Revolution Medicines was founded in 2014 by Goldsmith, a physician-scientist out of Third Rock Ventures. The company went public in February 2020 at $20 per share, raising $238 million, and has since narrowed its focus to RAS-addicted cancers (FinancialContent). In mid-2025, Revolution signed a $2 billion deal with Royalty Pharma to finance the push toward commercialization. In October 2025, daraxonrasib received a Commissioner's National Priority Voucher from the FDA, which accelerates review (Revolution Medicines). Revolution has four clinical-stage RAS(ON) inhibitors with differentiated profiles: daraxonrasib (multi-selective), elironrasib (G12C-selective), zoldonrasib (G12D-selective), and RMC-5127 (G12V-selective), all built on the same tri-complex/cyclophilin A platform (Revolution Medicines), and daraxonrasib's success is early validation for the platform as a whole.

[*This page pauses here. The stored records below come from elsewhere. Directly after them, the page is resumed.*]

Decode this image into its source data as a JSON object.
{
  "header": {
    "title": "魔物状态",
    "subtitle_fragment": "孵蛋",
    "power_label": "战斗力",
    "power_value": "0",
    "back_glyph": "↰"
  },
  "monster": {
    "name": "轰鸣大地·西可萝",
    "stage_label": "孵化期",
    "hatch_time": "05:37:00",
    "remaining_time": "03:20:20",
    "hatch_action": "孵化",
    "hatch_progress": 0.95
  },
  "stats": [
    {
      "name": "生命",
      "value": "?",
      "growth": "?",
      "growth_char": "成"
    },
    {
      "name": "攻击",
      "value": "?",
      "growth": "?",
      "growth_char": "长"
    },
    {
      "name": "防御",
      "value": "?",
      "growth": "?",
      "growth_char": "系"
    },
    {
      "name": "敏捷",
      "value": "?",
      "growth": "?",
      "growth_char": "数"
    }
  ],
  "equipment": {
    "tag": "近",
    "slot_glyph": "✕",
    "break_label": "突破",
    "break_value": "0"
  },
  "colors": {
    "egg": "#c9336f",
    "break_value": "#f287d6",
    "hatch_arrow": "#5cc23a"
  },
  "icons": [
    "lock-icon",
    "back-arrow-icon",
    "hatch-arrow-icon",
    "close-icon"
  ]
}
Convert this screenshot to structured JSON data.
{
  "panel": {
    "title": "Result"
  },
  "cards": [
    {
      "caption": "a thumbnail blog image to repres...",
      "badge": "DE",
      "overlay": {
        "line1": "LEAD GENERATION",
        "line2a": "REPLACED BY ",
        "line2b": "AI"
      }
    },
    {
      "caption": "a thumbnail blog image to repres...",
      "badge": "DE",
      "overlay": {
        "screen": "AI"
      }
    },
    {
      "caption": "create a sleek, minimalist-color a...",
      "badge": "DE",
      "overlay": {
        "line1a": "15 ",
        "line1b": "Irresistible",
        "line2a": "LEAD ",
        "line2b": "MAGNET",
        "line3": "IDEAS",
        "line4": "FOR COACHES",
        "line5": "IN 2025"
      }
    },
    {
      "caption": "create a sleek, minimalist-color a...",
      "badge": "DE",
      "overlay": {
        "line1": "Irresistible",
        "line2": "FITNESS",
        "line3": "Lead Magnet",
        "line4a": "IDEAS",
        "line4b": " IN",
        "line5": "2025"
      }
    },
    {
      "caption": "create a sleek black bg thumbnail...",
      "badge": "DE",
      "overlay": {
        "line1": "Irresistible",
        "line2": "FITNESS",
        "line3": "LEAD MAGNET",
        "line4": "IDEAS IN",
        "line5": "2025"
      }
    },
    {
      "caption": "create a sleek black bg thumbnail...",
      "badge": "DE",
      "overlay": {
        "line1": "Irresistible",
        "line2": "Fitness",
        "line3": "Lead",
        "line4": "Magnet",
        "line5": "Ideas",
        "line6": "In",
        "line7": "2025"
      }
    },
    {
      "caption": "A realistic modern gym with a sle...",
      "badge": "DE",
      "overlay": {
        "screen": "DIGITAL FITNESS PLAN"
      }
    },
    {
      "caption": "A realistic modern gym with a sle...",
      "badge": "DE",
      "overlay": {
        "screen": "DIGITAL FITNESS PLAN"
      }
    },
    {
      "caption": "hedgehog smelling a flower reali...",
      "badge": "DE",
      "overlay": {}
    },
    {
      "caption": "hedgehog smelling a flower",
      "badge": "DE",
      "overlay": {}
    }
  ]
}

Goldsmith: "This class of inhibitors reflects more than 15 years of investment in groundbreaking scientific research, including creative work from Warp Drive Bio, acquired by Revolution Medicines in 2018, which established the initial technology foundation" (Revolution Medicines). Verdine, now co-founder of Parabilis Medicines, on the broader class: "We have people who have been on this drug for three years. It is kicking ass" (Nature).

What comes next

Revolution is testing daraxonrasib as a first-line treatment for metastatic pancreatic cancer, in combination with chemotherapy and other agents (PanCAN). The company intends to file a New Drug Application with the FDA under the Priority Voucher. Expanded access is already open for eligible patients through their treating physicians (PanCAN). The primary competitor is Eli Lilly, advancing olomorasib through its own RAS program but trailing Revolution by roughly 12 to 18 months in the pancreatic indication (FinancialContent). Merck acquisition speculation circled Revolution in January 2026 and has not been resolved (The Pharma Letter).

Resistance will likely emerge, and researchers have already identified mechanisms including KRAS switch-region mutations and bypass through BRAF and other pathways, so duration of response will determine whether daraxonrasib is a temporary reprieve or a lasting shift in a disease where the protein that drives 90% of cases was considered untouchable for forty years and a daily pill has now doubled survival with fewer side effects than chemo. Eileen O'Reilly of Memorial Sloan Kettering: "This drug is potentially going to be a landmark shift in how we treat pancreatic cancer" (MSK). Anna Berkenblit, chief scientific officer of PanCAN: "The most significant advance we have ever seen in pancreatic cancer" (PanCAN).